Expensive and time-consuming magnetic resonance imaging (MRI) is often unnecessary to diagnose the cause of knee pain in patients age 40 years or older, according to a study published in the September issue of the Journal of the American Academy of Orthopaedic Surgeons. In fact, the study found that cheaper weight-bearing X-rays often are sufficient.

"Plain radiographic studies can be sufficiently diagnostic of significant osteoarthritis, thus helping to avoid costly MRI studies," write Muyibat A. Adelani, MD, an assistant professor of orthopaedic surgery at the Washington University School of Medicine in St. Louis, and colleagues. "Educating physicians on the utility of weight-bearing radiographs, and secondarily, educating patients on the limited indications for MRI, may help to decrease the excessive use of advanced imaging."

Knee pain is a common complaint among patients as they age, and many general physicians order MRIs to help diagnose the cause. However, MRIs can cost more than 12 times as much as plain X-ray, and may not provide useful clinical information, the authors note. Moreover, MRIs often turn up incidental findings, such as meniscal tears, that may not contribute to pain in middle-aged patients with osteoarthritis.

"Plain radiographic studies can often demonstrate advanced osteoarthritis, thereby identifying those patients in whom knee MRI is likely to provide little clinical value," the authors write.

Yet, previous retrospective studies have demonstrated that few patients with knee pain have a weight-bearing X-ray before receiving an MRI. In addition, most of the MRIs ordered by primary physicians were not considered necessary by orthopedic surgeons.

In the current prospective study, Dr Adelani and colleagues analyzed the value of prereferral imaging and its effect on treatment for 599 new patients age 40 years or older who were referred to an academic orthopedic surgery practice in St. Louis.

The most common diagnosis were osteoarthritis, in 39% of patients, and meniscal tear in 29%, according to the orthopedic specialists (orthopedic surgeons and sports medicine physicians).

Nearly 1 in 4 of the patients (130 of 599) had a prereferral MRI. Among those patients, the most common diagnoses were meniscal tear (38%) and osteoarthritis (37%).

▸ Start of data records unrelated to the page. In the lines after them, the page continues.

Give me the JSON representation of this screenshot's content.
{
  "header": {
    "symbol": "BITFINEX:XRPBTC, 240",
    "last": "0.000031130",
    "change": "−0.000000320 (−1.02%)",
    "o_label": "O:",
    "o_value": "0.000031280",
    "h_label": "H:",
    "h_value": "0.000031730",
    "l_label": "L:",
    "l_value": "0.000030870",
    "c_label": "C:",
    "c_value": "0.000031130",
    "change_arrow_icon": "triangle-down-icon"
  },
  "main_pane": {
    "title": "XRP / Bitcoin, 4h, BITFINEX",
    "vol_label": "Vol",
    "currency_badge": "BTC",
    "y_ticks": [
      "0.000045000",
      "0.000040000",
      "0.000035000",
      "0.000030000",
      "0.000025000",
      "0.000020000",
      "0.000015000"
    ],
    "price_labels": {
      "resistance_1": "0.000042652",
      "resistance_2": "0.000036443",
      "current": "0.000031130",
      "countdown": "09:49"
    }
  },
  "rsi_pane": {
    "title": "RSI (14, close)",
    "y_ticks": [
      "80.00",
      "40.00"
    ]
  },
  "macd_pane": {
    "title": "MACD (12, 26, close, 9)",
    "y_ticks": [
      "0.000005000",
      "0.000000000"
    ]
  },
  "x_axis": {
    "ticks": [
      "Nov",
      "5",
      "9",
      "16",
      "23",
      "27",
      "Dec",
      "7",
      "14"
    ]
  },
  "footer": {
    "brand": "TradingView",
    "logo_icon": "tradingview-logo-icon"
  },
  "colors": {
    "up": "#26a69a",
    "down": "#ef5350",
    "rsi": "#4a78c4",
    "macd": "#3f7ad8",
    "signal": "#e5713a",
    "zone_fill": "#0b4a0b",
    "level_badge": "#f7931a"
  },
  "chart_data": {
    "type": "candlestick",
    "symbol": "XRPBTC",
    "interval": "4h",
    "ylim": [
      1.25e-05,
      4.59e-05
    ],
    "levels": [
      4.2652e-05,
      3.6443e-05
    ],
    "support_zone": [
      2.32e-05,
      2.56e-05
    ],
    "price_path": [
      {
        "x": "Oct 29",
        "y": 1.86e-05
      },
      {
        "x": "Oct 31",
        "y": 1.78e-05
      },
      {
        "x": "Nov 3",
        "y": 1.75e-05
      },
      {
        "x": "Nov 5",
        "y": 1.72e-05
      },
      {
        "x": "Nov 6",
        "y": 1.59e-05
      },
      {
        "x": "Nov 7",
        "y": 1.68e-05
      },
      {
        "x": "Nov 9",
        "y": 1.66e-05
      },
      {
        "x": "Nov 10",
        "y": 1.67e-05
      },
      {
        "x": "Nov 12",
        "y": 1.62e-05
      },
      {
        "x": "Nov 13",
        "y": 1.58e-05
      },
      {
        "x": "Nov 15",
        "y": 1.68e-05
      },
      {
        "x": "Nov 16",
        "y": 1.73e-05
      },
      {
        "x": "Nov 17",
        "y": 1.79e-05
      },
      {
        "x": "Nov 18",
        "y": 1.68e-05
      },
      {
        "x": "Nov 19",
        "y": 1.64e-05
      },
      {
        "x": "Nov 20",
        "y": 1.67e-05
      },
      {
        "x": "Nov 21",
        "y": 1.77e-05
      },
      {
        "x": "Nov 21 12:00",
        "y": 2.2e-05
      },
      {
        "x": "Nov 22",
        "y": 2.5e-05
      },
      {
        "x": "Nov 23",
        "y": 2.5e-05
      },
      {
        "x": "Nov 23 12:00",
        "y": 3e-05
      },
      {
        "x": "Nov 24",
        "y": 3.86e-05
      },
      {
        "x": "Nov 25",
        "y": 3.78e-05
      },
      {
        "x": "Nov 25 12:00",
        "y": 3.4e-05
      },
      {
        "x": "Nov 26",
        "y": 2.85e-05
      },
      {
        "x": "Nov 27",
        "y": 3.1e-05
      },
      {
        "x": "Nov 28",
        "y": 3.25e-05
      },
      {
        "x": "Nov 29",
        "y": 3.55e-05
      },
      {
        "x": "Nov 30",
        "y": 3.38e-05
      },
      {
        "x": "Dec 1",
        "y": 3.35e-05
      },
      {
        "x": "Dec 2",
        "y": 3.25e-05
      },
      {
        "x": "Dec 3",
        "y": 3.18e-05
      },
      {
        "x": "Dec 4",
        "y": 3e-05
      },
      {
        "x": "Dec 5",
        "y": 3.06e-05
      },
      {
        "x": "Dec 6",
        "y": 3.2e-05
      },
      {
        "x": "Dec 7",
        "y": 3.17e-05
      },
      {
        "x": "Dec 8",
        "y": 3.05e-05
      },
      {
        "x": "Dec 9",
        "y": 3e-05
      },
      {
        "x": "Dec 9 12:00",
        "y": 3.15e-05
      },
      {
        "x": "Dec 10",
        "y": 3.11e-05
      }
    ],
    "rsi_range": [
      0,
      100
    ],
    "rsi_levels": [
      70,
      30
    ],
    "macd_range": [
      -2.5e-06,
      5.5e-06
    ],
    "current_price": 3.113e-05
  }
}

However, only 76 (58%) of these individuals had a plain radiographic X-ray before the MRI, and just 17 (13%) had a weight-bearing X-ray. Yet, the specialist evaluations showed that 45% of these patients had evidence of joint space loss and 17% had lost more than half of their joint space, an indication of advanced osteoarthritis.

According to the orthopaedic specialists, only 48% of the prereferral MRIs provided information that helped guide treatment recommendations. In particular, MRIs were deemed unnecessary for 95% of the patients who had lost more than half of their joint space.

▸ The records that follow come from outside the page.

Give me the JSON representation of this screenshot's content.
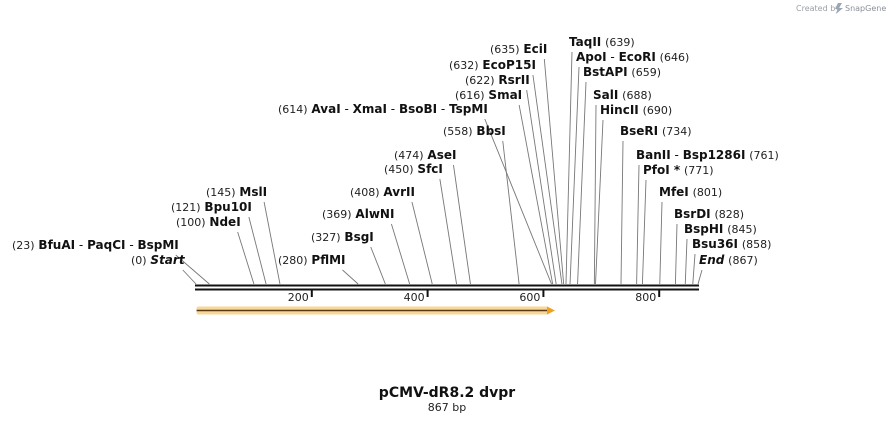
{
  "credit": {
    "text": "Created by",
    "brand": "SnapGene"
  },
  "map": {
    "name": "pCMV-dR8.2 dvpr",
    "length_label": "867 bp",
    "length": 867,
    "feature": {
      "name": "arrow-feature",
      "start": 1,
      "end": 620,
      "direction": "forward",
      "color": "#f0a020"
    }
  },
  "ticks": [
    {
      "value": 200,
      "label": "200"
    },
    {
      "value": 400,
      "label": "400"
    },
    {
      "value": 600,
      "label": "600"
    },
    {
      "value": 800,
      "label": "800"
    }
  ],
  "sites": [
    {
      "pos": 0,
      "pos_label": "(0)",
      "names": [
        "Start"
      ],
      "italic": true
    },
    {
      "pos": 23,
      "pos_label": "(23)",
      "names": [
        "BfuAI",
        "PaqCI",
        "BspMI"
      ]
    },
    {
      "pos": 100,
      "pos_label": "(100)",
      "names": [
        "NdeI"
      ]
    },
    {
      "pos": 121,
      "pos_label": "(121)",
      "names": [
        "Bpu10I"
      ]
    },
    {
      "pos": 145,
      "pos_label": "(145)",
      "names": [
        "MslI"
      ]
    },
    {
      "pos": 280,
      "pos_label": "(280)",
      "names": [
        "PflMI"
      ]
    },
    {
      "pos": 327,
      "pos_label": "(327)",
      "names": [
        "BsgI"
      ]
    },
    {
      "pos": 369,
      "pos_label": "(369)",
      "names": [
        "AlwNI"
      ]
    },
    {
      "pos": 408,
      "pos_label": "(408)",
      "names": [
        "AvrII"
      ]
    },
    {
      "pos": 450,
      "pos_label": "(450)",
      "names": [
        "SfcI"
      ]
    },
    {
      "pos": 474,
      "pos_label": "(474)",
      "names": [
        "AseI"
      ]
    },
    {
      "pos": 558,
      "pos_label": "(558)",
      "names": [
        "BbsI"
      ]
    },
    {
      "pos": 614,
      "pos_label": "(614)",
      "names": [
        "AvaI",
        "XmaI",
        "BsoBI",
        "TspMI"
      ]
    },
    {
      "pos": 616,
      "pos_label": "(616)",
      "names": [
        "SmaI"
      ]
    },
    {
      "pos": 622,
      "pos_label": "(622)",
      "names": [
        "RsrII"
      ]
    },
    {
      "pos": 632,
      "pos_label": "(632)",
      "names": [
        "EcoP15I"
      ]
    },
    {
      "pos": 635,
      "pos_label": "(635)",
      "names": [
        "EciI"
      ]
    },
    {
      "pos": 639,
      "pos_label": "(639)",
      "names": [
        "TaqII"
      ]
    },
    {
      "pos": 646,
      "pos_label": "(646)",
      "names": [
        "ApoI",
        "EcoRI"
      ]
    },
    {
      "pos": 659,
      "pos_label": "(659)",
      "names": [
        "BstAPI"
      ]
    },
    {
      "pos": 688,
      "pos_label": "(688)",
      "names": [
        "SalI"
      ]
    },
    {
      "pos": 690,
      "pos_label": "(690)",
      "names": [
        "HincII"
      ]
    },
    {
      "pos": 734,
      "pos_label": "(734)",
      "names": [
        "BseRI"
      ]
    },
    {
      "pos": 761,
      "pos_label": "(761)",
      "names": [
        "BanII",
        "Bsp1286I"
      ]
    },
    {
      "pos": 771,
      "pos_label": "(771)",
      "names": [
        "PfoI *"
      ]
    },
    {
      "pos": 801,
      "pos_label": "(801)",
      "names": [
        "MfeI"
      ]
    },
    {
      "pos": 828,
      "pos_label": "(828)",
      "names": [
        "BsrDI"
      ]
    },
    {
      "pos": 845,
      "pos_label": "(845)",
      "names": [
        "BspHI"
      ]
    },
    {
      "pos": 858,
      "pos_label": "(858)",
      "names": [
        "Bsu36I"
      ]
    },
    {
      "pos": 867,
      "pos_label": "(867)",
      "names": [
        "End"
      ],
      "italic": true
    }
  ]
}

"Patients should always get weight-bearing X-rays before getting an MRI because MRIs are not always needed to diagnose knee problems," Dr Adelani said in an accompanying news release. "In cases where arthritis is suspected, weight-bearing X-rays often are more than enough for orthopedists to complete the diagnosis and treatment plan," the release continued.

The authors note their study has several limitations, including that it was a one-site study and used very strict exclusion criteria that may have resulted in an underestimation of prereferral MRIs.

Dr Adelani has disclosed no relevant financial relationships. Dr Mall, Dr Smith, or an immediate family member of theirs has made paid presentations for Arthrex or is a part of the company's speaker's bureau. Dr Brophy or an immediate family member has stock or stock options in Ostesys.